Ao mesmo tempo, nutrem a ingênua expectativa que a oposição direitista core de vergonha ao ser confrontada com as denúncias que brotam aos borbotões contra Cunha, como se isto lhes levasse à conclusão, 'Oh... esse homem não é a retidão moral que pensávamos, então, vamos nos afastar deles'.
Tolice. Acompanhada de ingenuidade política. Aécio, FHC, Carlos Sampaio, Serra, Alckmin e todos os demais empenhados na deposição da presidenta tratam os malfeitos de Cunha como fato irrelevante diante do objetivo que buscam e a ajuda que Cunha pode dar para consegui-lo. Ponto final.

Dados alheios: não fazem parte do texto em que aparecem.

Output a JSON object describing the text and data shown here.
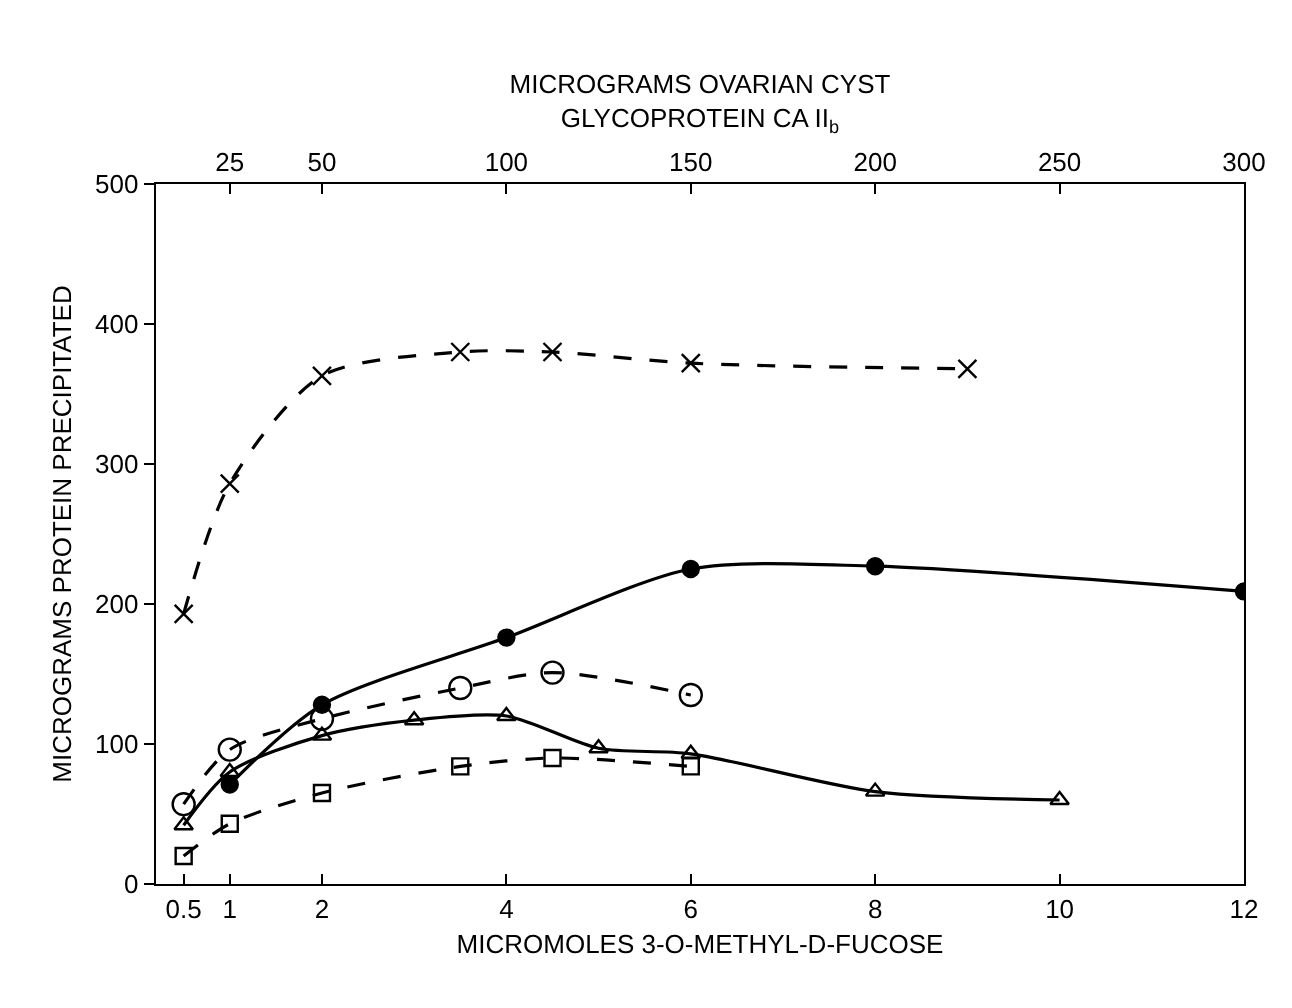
{
  "chart_data": {
    "type": "line",
    "xlabel": "MICROMOLES 3-O-METHYL-D-FUCOSE",
    "ylabel": "MICROGRAMS PROTEIN PRECIPITATED",
    "x2label": "MICROGRAMS OVARIAN CYST\nGLYCOPROTEIN CA II$_{b}$",
    "xlim": [
      0.2,
      12
    ],
    "xticks": [
      0.5,
      1,
      2,
      4,
      6,
      8,
      10,
      12
    ],
    "x2lim": [
      5,
      300
    ],
    "x2ticks": [
      25,
      50,
      100,
      150,
      200,
      250,
      300
    ],
    "ylim": [
      0,
      500
    ],
    "yticks": [
      0,
      100,
      200,
      300,
      400,
      500
    ],
    "grid": false,
    "series": [
      {
        "color": "#000000",
        "marker": "cross",
        "line_style": "dashed",
        "x": [
          0.5,
          1,
          2,
          3.5,
          4.5,
          6,
          9
        ],
        "values": [
          193,
          286,
          363,
          380,
          380,
          372,
          368
        ]
      },
      {
        "color": "#000000",
        "marker": "circle",
        "line_style": "solid",
        "x": [
          1,
          2,
          4,
          6,
          8,
          12
        ],
        "values": [
          71,
          128,
          176,
          225,
          227,
          209
        ]
      },
      {
        "color": "#000000",
        "marker": "circle-open",
        "line_style": "dashed",
        "x": [
          0.5,
          1,
          2,
          3.5,
          4.5,
          6
        ],
        "values": [
          57,
          96,
          118,
          140,
          151,
          135
        ]
      },
      {
        "color": "#000000",
        "marker": "triangle",
        "line_style": "solid",
        "x": [
          0.5,
          1,
          2,
          3,
          4,
          5,
          6,
          8,
          10
        ],
        "values": [
          42,
          80,
          106,
          117,
          120,
          97,
          93,
          66,
          60
        ]
      },
      {
        "color": "#000000",
        "marker": "square",
        "line_style": "dashed",
        "x": [
          0.5,
          1,
          2,
          3.5,
          4.5,
          6
        ],
        "values": [
          20,
          43,
          65,
          84,
          90,
          84
        ]
      }
    ]
  }
}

Todos esses têm seus malfeitos próprios, tão ou mais cabeludos, e jamais reagirão com ética diante dos fatos nem tão novos que estão sendo apresentados contra Cunha e suas reações foram muito bem traduzidas para os incautos lá atrás, na última manifestação orquestrada pela reação contra Dilma e o PT, quando alguns celerados da elite disseram mais ou menos, 'não importa se o Eduardo Cunha é corrupto, importa que ele é útil pra depor a Dilma'.
E ficamos nós, daqui do lado dela, indignados porque o admirável Chioro foi sacado do MS pra abrigar o PMDB; que o Renato saiu do MEC pra acomodar o Mercadante, enfim, que a governabilidade não será importunada via parlamento porque o governo recompôs sua base.
Quando o golpe foi desferido contra a democracia, em 1964, não perdemos apenas excelentes executivos. Paulo Freire, Celso Furtado, Josué de Castro, Darci Ribeiro, José Leite Lopes e mais umas centenas de cabeças brilhantes tiveram que fugir não de eventuais cargos públicos, mas do país porque eram vítimas de um ódio ideológico semelhante ao dispensado neste momento pela direita contra cabeças pensantes da esquerda. E com a agravante, naquele tempo, de terem os boçais a seu favor a repressão das Forças Armadas.
É evidente que não devemos nos eximir de fazer críticas ao governo e a certas medidas tomadas no campo administrativo e político, até mesmo porque faz parte do DNA de nossa formação teórica o paradigma de que o debate é que nos impulsiona ao aperfeiçoamento de nossa praxis. Entender e tolerar Joaquim Levy é tão penoso quanto foi ter as mesmas atitudes diante de Henrique Meirelles, nos tempos de Lula.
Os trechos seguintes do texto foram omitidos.